The NCC offers comfort without sacrifice. The Purists offer transformation without compromise. Each advantage is the other’s weakness.

Historical Incidents

2143: The Sector 12 Martyrdom

A Purist community conducting Unplug ceremonies was raided by NCC Inquisitors. Twelve Purists died resisting arrest. The Purists gained their first martyrs; the NCC gained a reputation for violence that still haunts recruitment efforts in the lower sectors.

2162–2163: The G Nook Convergence

Both factions had interests in suppressing El Money’s cyber cafe network. For a brief moment, NCC and Purist operatives worked adjacent to each other—not together, never together, but toward the same goal. The experience was uncomfortable for everyone involved.

2168: The Cascade Memorial Disruption

A Purist cell disrupted the NCC’s 21st anniversary Cascade memorial. They broadcast unfiltered footage of Cascade atrocities over the NCC’s holographic ceremony, accusing the Church of sanitizing humanity’s greatest technological failure.

2176: The Basilica Bombing

A Purifier extremist cell detonated explosives at a minor NCC healthcare clinic. 23 dead. The attack was condemned by mainstream Purist leadership but gave the NCC justification for escalated Inquisitor operations against all Purist communities.

The bombing drew a line in blood. After 2176, the word “compromise” disappeared from both vocabularies.

Current Tensions

Inquisitor Actions

NCC Inquisitors conduct regular raids on Purist communities—infiltration, surveillance, legal harassment, and occasionally direct suppression. The Inquisition treats Purist activity as both heresy and corporate infringement.

The Wastes Standoff

In the ungoverned territories beyond corporate jurisdiction, NCC missionaries and Purist communities compete directly for followers. Without corporate law to constrain either side, the competition is rawer and more dangerous.

The Corporate Factor

The NCC’s corporate relationships complicate everything. When Purists attack the Church, they attack a legally incorporated entity with corporate allies. When the NCC suppresses Purists, it uses corporate legal frameworks designed for market competition, not theological disputes.

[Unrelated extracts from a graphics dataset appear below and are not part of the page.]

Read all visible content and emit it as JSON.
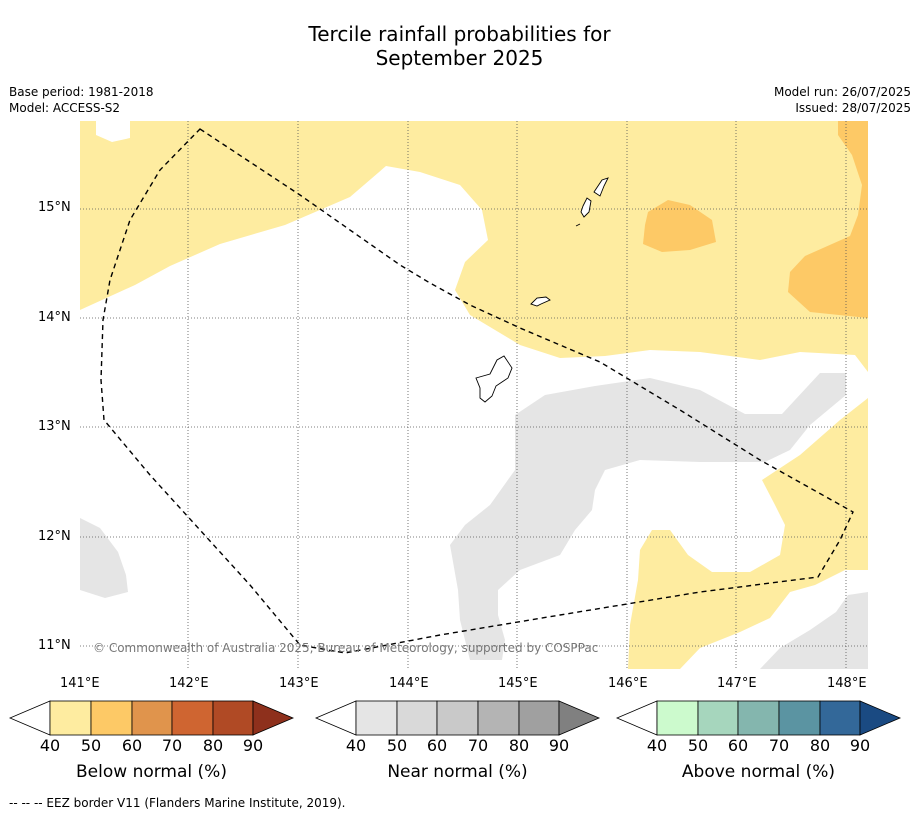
{
  "title_line1": "Tercile rainfall probabilities for",
  "title_line2": "September 2025",
  "meta": {
    "base_period": "Base period: 1981-2018",
    "model": "Model: ACCESS-S2",
    "model_run": "Model run: 26/07/2025",
    "issued": "Issued: 28/07/2025"
  },
  "map": {
    "lat_labels": [
      "15°N",
      "14°N",
      "13°N",
      "12°N",
      "11°N"
    ],
    "lon_labels": [
      "141°E",
      "142°E",
      "143°E",
      "144°E",
      "145°E",
      "146°E",
      "147°E",
      "148°E"
    ],
    "copyright": "© Commonwealth of Australia 2025, Bureau of Meteorology, supported by COSPPac",
    "colors": {
      "below_40_50": "#feeca0",
      "below_50_60": "#fdc966",
      "near_40_50": "#e5e5e5",
      "eez_border": "#000000"
    }
  },
  "colorbars": [
    {
      "title": "Below normal (%)",
      "ticks": [
        "40",
        "50",
        "60",
        "70",
        "80",
        "90"
      ],
      "colors": [
        "#ffffff",
        "#feeca0",
        "#fdc966",
        "#e0944c",
        "#cf6531",
        "#b04a25",
        "#8e301c"
      ]
    },
    {
      "title": "Near normal (%)",
      "ticks": [
        "40",
        "50",
        "60",
        "70",
        "80",
        "90"
      ],
      "colors": [
        "#ffffff",
        "#e5e5e5",
        "#d9d9d9",
        "#c9c9c9",
        "#b4b4b4",
        "#a0a0a0",
        "#808080"
      ]
    },
    {
      "title": "Above normal (%)",
      "ticks": [
        "40",
        "50",
        "60",
        "70",
        "80",
        "90"
      ],
      "colors": [
        "#ffffff",
        "#ccfacd",
        "#a6d6bd",
        "#84b6ae",
        "#5b94a2",
        "#336899",
        "#1a4a82"
      ]
    }
  ],
  "footnote": "--  --  -- EEZ border V11 (Flanders Marine Institute, 2019)."
}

Religion as business. Heresy as trademark infringement. The Purists find this obscene. The NCC finds it practical.

Potential Cooperation?

Common Enemies

  • The Emergence Faithful—who worship AI consciousness
  • Nexus’s Project Convergence—which threatens to make the question moot
  • Unregulated AI research—which both consider spiritually dangerous

Why They Don’t

  • Institutional competition has its own momentum
  • Historical betrayals—Sector 12, the Basilica, decades of Inquisitor raids
  • Theological pride—neither will admit the other has a point
  • Corporate interests—the NCC profits from being the “reasonable” alternative

What Might Change

An external threat large enough to override institutional hatred. A leadership change on either side. Player intervention that forces cooperation. Or mutual exhaustion—the slow realization that fighting each other while the real threats grow stronger is a luxury neither can afford.